Xavier Di Petta and Chris Wild arrived at their vocation — as digital curators of historical pictures — in very different ways. For 18-year-old Mr Di Petta it was an outcome of a hobby that he fitted in around his schoolwork; for Mr Wild, 44, the route was more traditional. He had worked for a number of years in museum and photographic archives.

Curator used to be a rather rarefied tag, applied to specialists who preserved artefacts and organised collections. In the digital era it has become a catch-all term for anyone who aggregates and selects content. Anyone creating an iTunes playlist could be called a curator. This democratisation suits Mr Wild, who insists cultural institutions should not be precious. “We are all casual curators when choosing and showing things to other people. It’s a gradient.”
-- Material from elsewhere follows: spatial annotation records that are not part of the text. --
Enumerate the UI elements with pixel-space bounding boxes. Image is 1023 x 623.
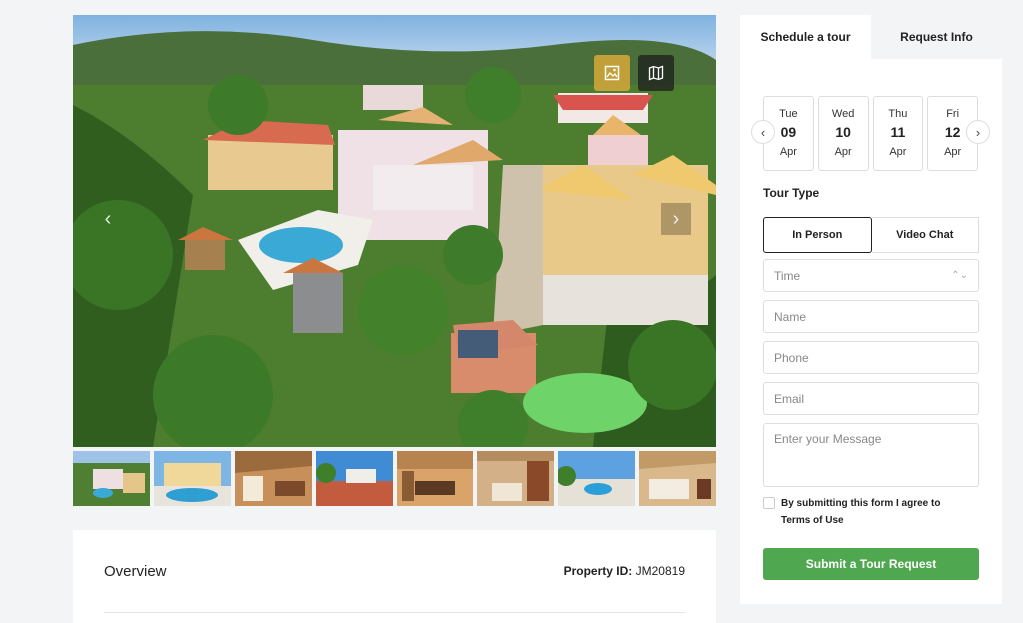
date-option[interactable]: Thu 11 Apr [872,96,924,171]
dates-next-button[interactable]: › [966,120,990,144]
thumbnail-image [234,451,312,506]
tab-schedule-tour[interactable]: Schedule a tour [740,15,871,59]
name-input[interactable]: Name [763,300,979,333]
thumbnail-pool-courtyard[interactable] [153,451,231,506]
thumbnail-kitchen[interactable] [477,451,555,506]
tour-type-selector: In Person Video Chat [763,217,979,253]
thumbnail-bedroom[interactable] [639,451,716,506]
map-icon [648,65,664,81]
thumbnail-image [315,451,393,506]
thumbnail-image [396,451,474,506]
thumbnail-dining-room[interactable] [396,451,474,506]
thumbnail-aerial-villa[interactable] [73,451,150,506]
image-icon [604,65,620,81]
thumbnail-image [639,451,716,506]
overview-title: Overview [104,563,167,580]
chevron-left-icon: ‹ [760,124,766,140]
thumbnail-image [477,451,555,506]
name-placeholder: Name [774,309,807,324]
main-photo[interactable]: ‹ › [73,15,716,447]
date-picker: Tue 09 Apr Wed 10 Apr Thu 11 Apr Fri 12 … [763,96,978,171]
terms-checkbox[interactable] [763,497,775,509]
dates-prev-button[interactable]: ‹ [751,120,775,144]
chevron-right-icon: › [672,207,680,230]
date-weekday: Thu [888,108,908,120]
date-day: 11 [890,124,906,140]
next-photo-button[interactable]: › [661,203,691,235]
date-month: Apr [834,146,852,158]
tour-type-video-chat[interactable]: Video Chat [871,217,979,253]
time-select-placeholder: Time [774,268,801,283]
select-caret-icon: ⌃⌄ [951,270,968,281]
message-textarea[interactable]: Enter your Message [763,423,979,487]
date-weekday: Wed [831,108,855,120]
thumbnail-living-room[interactable] [234,451,312,506]
tab-request-info[interactable]: Request Info [871,15,1002,59]
schedule-form: Tue 09 Apr Wed 10 Apr Thu 11 Apr Fri 12 … [740,59,1002,604]
terms-consent: By submitting this form I agree to Terms… [763,495,979,529]
date-weekday: Tue [779,108,798,120]
tour-request-panel: Schedule a tour Request Info Tue 09 Apr … [740,15,1002,605]
email-input[interactable]: Email [763,382,979,415]
photo-view-button[interactable] [594,55,630,91]
email-placeholder: Email [774,391,805,406]
date-month: Apr [889,146,907,158]
map-view-button[interactable] [638,55,674,91]
thumbnail-pool-deck[interactable] [558,451,636,506]
terms-of-use-link[interactable]: Terms of Use [781,512,940,529]
thumbnail-image [73,451,150,506]
terms-text: By submitting this form I agree to Terms… [781,495,940,529]
terms-text-line: By submitting this form I agree to [781,498,941,509]
chevron-left-icon: ‹ [104,207,112,230]
overview-section: Overview Property ID: JM20819 [73,530,716,623]
date-day: 10 [835,124,851,140]
panel-tabs: Schedule a tour Request Info [740,15,1002,59]
thumbnail-image [153,451,231,506]
divider [104,612,685,613]
chevron-right-icon: › [975,124,981,140]
message-placeholder: Enter your Message [774,432,882,446]
tour-type-label: Tour Type [763,186,820,200]
date-weekday: Fri [946,108,960,120]
thumbnail-exterior-drive[interactable] [315,451,393,506]
thumbnail-image [558,451,636,506]
property-id-value: JM20819 [635,564,685,578]
date-month: Apr [944,146,962,158]
phone-placeholder: Phone [774,350,809,365]
submit-tour-request-button[interactable]: Submit a Tour Request [763,548,979,580]
date-month: Apr [779,146,797,158]
property-id-label: Property ID: [563,564,633,578]
time-select[interactable]: Time ⌃⌄ [763,259,979,292]
tour-type-in-person[interactable]: In Person [763,217,872,253]
previous-photo-button[interactable]: ‹ [93,203,123,235]
phone-input[interactable]: Phone [763,341,979,374]
date-option[interactable]: Wed 10 Apr [817,96,869,171]
property-id: Property ID: JM20819 [564,564,685,578]
thumbnail-strip [73,451,716,506]
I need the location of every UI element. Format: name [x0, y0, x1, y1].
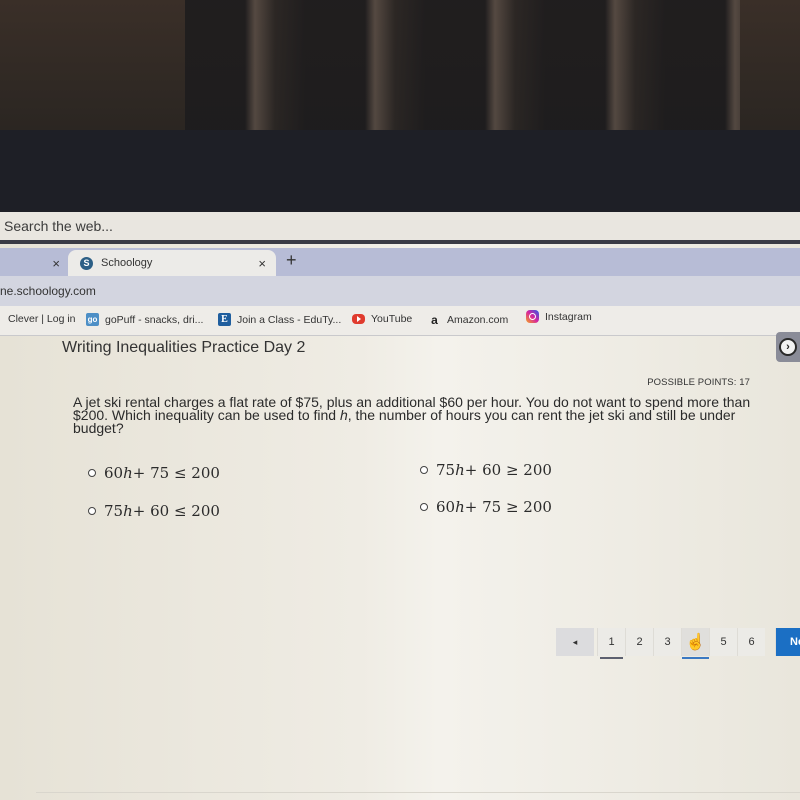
page-button-6[interactable]: 6	[737, 628, 765, 656]
amazon-icon: a	[431, 312, 438, 327]
bookmark-edutyping[interactable]: E Join a Class - EduTy...	[218, 313, 341, 326]
option-var: h	[455, 498, 465, 516]
browser-screen: Search the web... × S Schoology × + ne.s…	[0, 212, 800, 800]
bookmarks-bar: Clever | Log in go goPuff - snacks, dri.…	[0, 306, 800, 336]
bookmark-label: Amazon.com	[447, 313, 509, 326]
gopuff-icon: go	[86, 313, 99, 326]
new-tab-button[interactable]: +	[286, 250, 297, 271]
monitor-bezel	[0, 130, 800, 215]
bookmark-youtube[interactable]: YouTube	[352, 313, 412, 325]
question-pagination: ◂ 1 2 3 ☝ 5 6 Ne	[556, 628, 800, 659]
url-text: ne.schoology.com	[0, 284, 96, 298]
option-var: h	[455, 461, 465, 479]
tab-previous[interactable]: ×	[0, 250, 68, 276]
option-coef: 75	[104, 502, 124, 520]
content-divider	[36, 792, 800, 793]
close-icon[interactable]: ×	[52, 256, 60, 271]
option-var: h	[123, 464, 133, 482]
hand-cursor-icon: ☝	[685, 634, 706, 651]
answer-option-4[interactable]: 60 h + 75 ≥ 200	[420, 498, 552, 516]
bookmark-gopuff[interactable]: go goPuff - snacks, dri...	[86, 313, 203, 326]
radio-button[interactable]	[88, 469, 96, 477]
option-var: h	[123, 502, 133, 520]
page-button-4[interactable]: ☝	[681, 628, 709, 659]
possible-points: POSSIBLE POINTS: 17	[647, 377, 750, 388]
question-variable: h	[339, 407, 348, 423]
close-icon[interactable]: ×	[258, 256, 266, 271]
page-button-3[interactable]: 3	[653, 628, 681, 656]
previous-page-button[interactable]: ◂	[556, 628, 594, 656]
tab-schoology[interactable]: S Schoology ×	[68, 250, 276, 276]
option-rest: + 75 ≤ 200	[132, 464, 220, 482]
bookmark-label: Join a Class - EduTy...	[237, 313, 342, 326]
search-placeholder: Search the web...	[4, 218, 113, 234]
option-rest: + 60 ≥ 200	[464, 461, 552, 479]
option-rest: + 75 ≥ 200	[464, 498, 552, 516]
youtube-icon	[352, 314, 365, 324]
bookmark-label: YouTube	[371, 313, 413, 325]
schoology-icon: S	[80, 256, 93, 270]
caret-left-icon: ◂	[572, 636, 578, 647]
tab-label: Schoology	[101, 257, 153, 269]
radio-button[interactable]	[88, 507, 96, 515]
option-coef: 60	[104, 464, 124, 482]
web-search-bar[interactable]: Search the web...	[0, 212, 800, 244]
answer-option-2[interactable]: 75 h + 60 ≥ 200	[420, 461, 552, 479]
next-button[interactable]: Ne	[775, 628, 800, 656]
option-coef: 60	[436, 498, 456, 516]
address-bar[interactable]: ne.schoology.com	[0, 276, 800, 306]
bookmark-amazon[interactable]: a Amazon.com	[428, 312, 509, 327]
answer-option-1[interactable]: 60 h + 75 ≤ 200	[88, 464, 220, 482]
tab-strip: × S Schoology ×	[0, 248, 800, 276]
page-button-1[interactable]: 1	[597, 628, 625, 659]
radio-button[interactable]	[420, 503, 428, 511]
edutyping-icon: E	[218, 313, 231, 326]
option-coef: 75	[436, 461, 456, 479]
option-rest: + 60 ≤ 200	[132, 502, 220, 520]
bookmark-label: Instagram	[545, 310, 592, 323]
instagram-icon	[526, 310, 539, 323]
page-title: Writing Inequalities Practice Day 2	[62, 339, 306, 356]
bookmark-label: Clever | Log in	[8, 313, 76, 325]
expand-panel-button[interactable]: ›	[776, 332, 800, 362]
page-button-5[interactable]: 5	[709, 628, 737, 656]
radio-button[interactable]	[420, 466, 428, 474]
bookmark-label: goPuff - snacks, dri...	[105, 313, 204, 326]
answer-option-3[interactable]: 75 h + 60 ≤ 200	[88, 502, 220, 520]
question-text: A jet ski rental charges a flat rate of …	[73, 395, 763, 435]
chevron-right-icon: ›	[779, 338, 797, 356]
bookmark-clever[interactable]: Clever | Log in	[8, 313, 76, 325]
bookmark-instagram[interactable]: Instagram	[526, 310, 592, 323]
page-button-2[interactable]: 2	[625, 628, 653, 656]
Originally from Shepparton, Australia, Mr Di Petta’s path into archive curation was accidental. In July 2013, aged 16, he set up a Twitter account with his friend Kyle Cameron, a student from Hawaii — the pair had met through a YouTube partnership programme. The two had already created @EarthPix which posts pictures from towns and forests around the world, and wanted to see how historical pictures would fare. The first post was the Depression-era photo of New York construction workers lunching on a crossbeam hundreds of feet in the air. “I was surprised by how many times it was retweeted,” says Mr Di Petta. Two years later the @HistoryInPics account has over 2m followers and legions of copycats. Mr Di Petta shrugs off the competition. “It’s the way it is. I don’t care.”